Here’s a link to the website with more information, a video of Ross answering questions about the campaign, and a link to the initiative itself for any EU citizens who happen along:

www.stopkillinggames.com

Initiative Link: https://eci.ec.europa.eu/045/public/#/screen/home

6. Libertarians may object to the idea of government getting involved at all. Me, I am not a Libertarian, and I think this is a clear-cut case where government should get involved.

Without getting too far into the weeds, any government’s role is to order the disparate elements of the community toward the common good of the whole. Each of those elements have certain properties and motives that tend in certain directions. The government is supposed to recognize when those tendencies are liable to become harmful to the whole and curb them. So, to use a gardening analogy, the state isn’t supposed to force the string beans to grow, but it is supposed to recognize whether and how the beans are likely to start messing with the tomatoes and arrange things accordingly.

A for-profit corporation exists to grow and make as much profit as possible. This can be a good thing by spurring innovation, providing for needs, etc. But it can also get out of hand and become harmful to the customer, because the well-being of the customer is not the purpose of the corporation.

If a company can destroy its own products post-purchase, forcing the customer to buy another product, then, from their perspective, there is no reason for them not to do so, because that would maximize their profit (unless it were to drive customers to a different company that didn’t do that, which is unlikely when the products are unique and the time frame is irregular). But that is harmful to the customer because it destroys his property.

The above is an example of a harmful tendency which it is the government’s legitimate role to curb via regulation.

(And yes, there are a lot of useless or predatory regulations; n I’m saying you need nuance and logic in judging which are which)

7. Incidentally, an example of regulation being needed came in the 1904 sinking of the General Slocum. This was a steamboat servicing the waters around New York City that caught fire while transporting a church picnic on an excursion. Many, many things went wrong, including the crew not telling the captain about the fire for a full ten minutes and the captain (for reasons best known to himself) ignoring many potential landing sites nearby and steaming full-speed ahead for a island some miles distant before jumping ship at the first opportunity. But one in particular involved the safety equipment.

Life-jackets in those days were mostly made of cork wood. As it turns out, the company that sold the life-jackets to the General Slocum had decided to cut costs by only filling the jackets partly with cork. In order to make the weight the same, they filled the rest with…scrap iron. A fact only discovered during the sinking (because everyone who tried to use a life jacket sank like a stone and died).

The upshot was that, of 1300 passengers and crew, over 1,000 died, mostly women and children. It was the biggest single loss of life in New York History prior to 9/11.

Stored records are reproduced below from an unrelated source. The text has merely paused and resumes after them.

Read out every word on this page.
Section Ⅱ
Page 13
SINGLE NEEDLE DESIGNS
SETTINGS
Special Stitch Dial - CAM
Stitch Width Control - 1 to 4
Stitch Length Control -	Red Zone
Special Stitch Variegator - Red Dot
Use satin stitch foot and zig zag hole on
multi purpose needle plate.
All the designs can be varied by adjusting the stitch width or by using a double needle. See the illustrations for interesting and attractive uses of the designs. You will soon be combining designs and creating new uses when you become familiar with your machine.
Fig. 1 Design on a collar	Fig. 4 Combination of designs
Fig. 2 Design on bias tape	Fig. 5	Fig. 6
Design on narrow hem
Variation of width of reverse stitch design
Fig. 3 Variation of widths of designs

President Theodore Roosevelt called for immediate Congressional action on the life-jackets issue, though he noted that it wasn’t too surprising that there weren’t any such regulations in place, since who would expect a company to be that sociopathically indifferent?

Regulations exist because about the early 20th century it was discovered that there is no limit to how callous and predatory people will be to maximize profits.

I suppose a Libertarian extremist might say “well, no one will buy from that company again!” Which I’m sure would be a great comfort the 1,000 or so grieving families. Not to mention the other life jacket companies might be able to conclude “We can make a tidy profit just so long as no one actually needs to use the equipment, and how often does that happen?” And the passengers conclude “whatever you do, don’t put on a life jacket!” The market for safety equipment (and the minor issue of actually having any) thus breaks down absent the intervention of an entity with no profit motive and the authority to enforce rules that may potentially cut into profits.

Again, correcting harmful tendencies.